The Ambulance Fund has unappropriated surplus of $246,850, while the Water Fund is $227,220, Sanitation Fund $64,794, Wastewater Fund, $111,175, Conservation Trust Fund $19,500, and Firemen’s Pension Fund $5,000.
The budget ordinance was passed on a 5-1 vote, with McCall casting the dissenting vote.
An ordinance setting the mill levy, used to determine the amount of property tax collected by the city in 2020, also was passed on first reading last week. City Clerk Karma Wells noted that the final numbers will be different than what is shown on the first reading as the Yuma County finishes the certification of assessed valuation and mill levies in coming weeks. As of now, the council has approved a levy of 30.684 mills, based on total assessed valuation within the City of Yuma at $25.612 million, which will raise an estimated $785,871 in property tax revenue for the city in 2020.
The mill levy, assessed valuation and property tax revenue numbers will be finalized prior to the ordinance’s public hearing and second reading in December.
The first reading of the mill levy ordinance passed unanimously.
One can find the full texts of all the budget-related ordinances inside this edition in the Public Notices section.
Amending 2019 budget
City administration presented an ordinance appropriating additional sums of money for some funds because they have or are expected to exceed their 2019 budgeted amounts. There are four funds included in the ordinance.
Wells told the council that most of the four might go over budget, so the increased appropriation is being requested just in case they do go over.
One fund that definitely is over, and caught the council’s eye, is the Reserve/Capital Projects Fund, which the ordinance calls for increasing from $145,000 to $1 million.
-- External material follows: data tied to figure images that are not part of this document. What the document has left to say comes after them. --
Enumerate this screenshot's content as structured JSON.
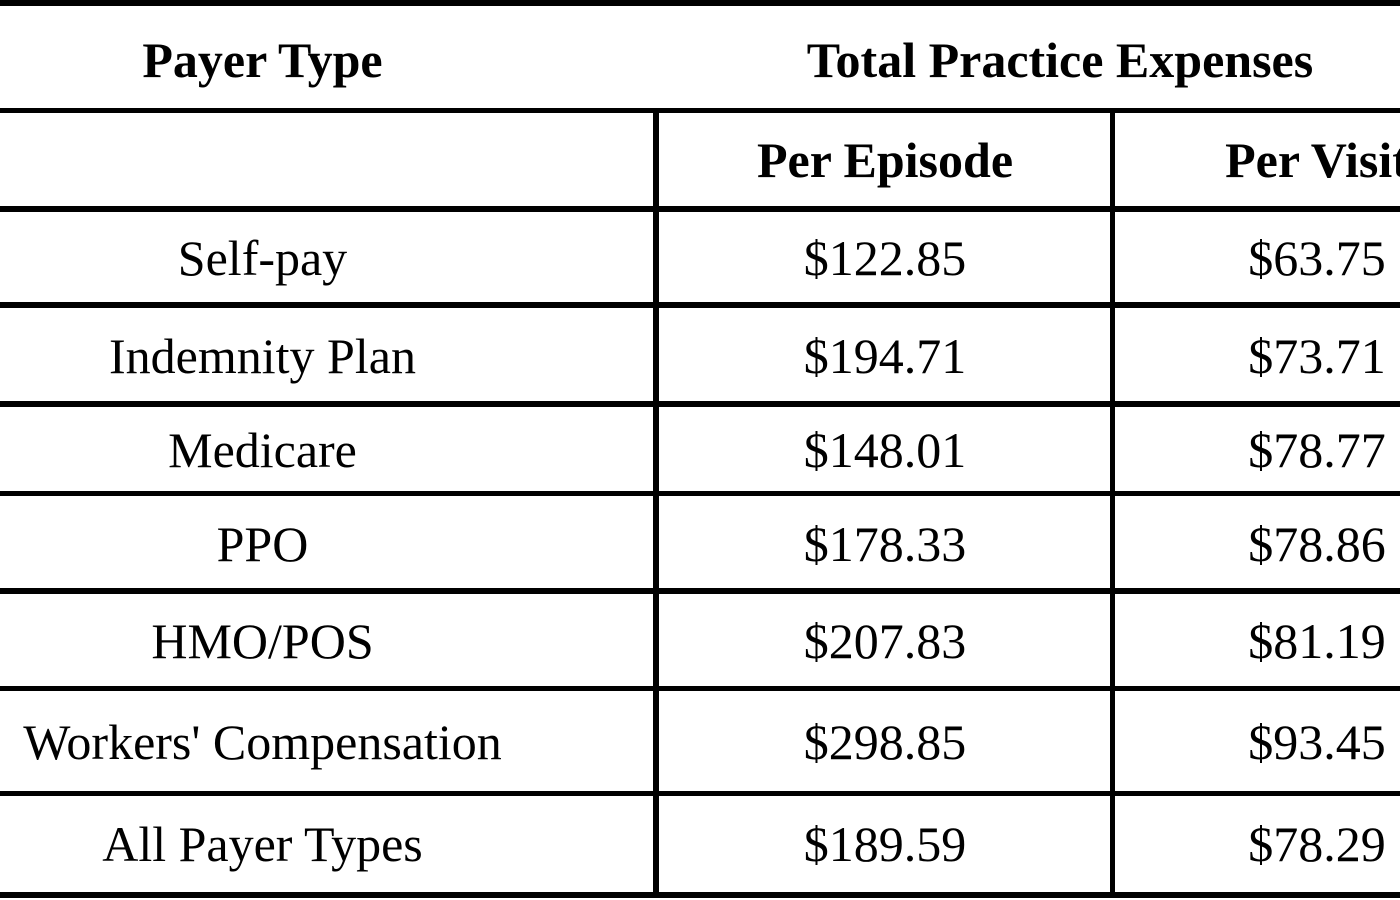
{
  "table": {
    "header": {
      "payer_type": "Payer Type",
      "total_practice_expenses": "Total Practice Expenses",
      "per_episode": "Per Episode",
      "per_visit": "Per Visit"
    },
    "rows": [
      {
        "payer": "Self-pay",
        "per_episode": "$122.85",
        "per_visit": "$63.75"
      },
      {
        "payer": "Indemnity Plan",
        "per_episode": "$194.71",
        "per_visit": "$73.71"
      },
      {
        "payer": "Medicare",
        "per_episode": "$148.01",
        "per_visit": "$78.77"
      },
      {
        "payer": "PPO",
        "per_episode": "$178.33",
        "per_visit": "$78.86"
      },
      {
        "payer": "HMO/POS",
        "per_episode": "$207.83",
        "per_visit": "$81.19"
      },
      {
        "payer": "Workers' Compensation",
        "per_episode": "$298.85",
        "per_visit": "$93.45"
      },
      {
        "payer": "All Payer Types",
        "per_episode": "$189.59",
        "per_visit": "$78.29"
      }
    ]
  }
}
It was explained that increase reflected the city’s purchase of land in the northeast corner of town for $750,000 early in 2019.
The other funds in the ordinance are: The General Fund increased from $3.39 million to $3.7 million; the Electric Fund from $3.05 million to $3.3 million, and; the Ambulance Fund from $542,145 to $575,000.
The first reading of the ordinance was passed on a 5-0 vote, with Saffer abstaining.
The council was asked to approve additional expenditures on repair work being done on the Hamrick Well located just west of town.
A resleeving project had been approved for this year, with $40,000 budgeted for the project. The resleeving is being done for about $26,000.
However, other issues have come up during the project. Moore told the council the well is in need of a new motor and pump. He said it appears the motor had not been grounded properly when first installed several years ago, leading to problems with the pump and also possibly being the cause for the sleeve problems.
The new motor and pump is going to cost $17,500, pushing the well repair project above the $40,000 budgeted amount by about $4,000. The council approved the additional expenditure.
Moore and Utility Manager Claude Strait also explained that the Koenig Well was brought online with the city at the same time as the Hamrick Well, and the same company also did that job. Therefore, they anticipate the same problem with the motor and pump, requiring replacement in 2020. The council was told, though, there at least does not seem to be problems with the sleeve on the Koenig Well.
• The liquor license renewal for Log Cabin Liquor was approved unanimously.
• The city’s facility use agreement with Yuma School District-1 was approved for 2020. The cost to the city is the same, $5,500, as in 2019.
• An executive session was held at the end of the meeting for the evaluations for the city manager, city clerk/treasurer, and chief of police. There also was a conference behind closed doors with the city’s attorney, Kathryn Sellars, to receive legal advice on specific legal questions.
• Moore gave a report on the positive reaction within the community of the new sports court at City Hall. He also said it is possible the same material could be used for the bottom of the municipal swimming pool. He said it will require more investigation, but it is a possibility.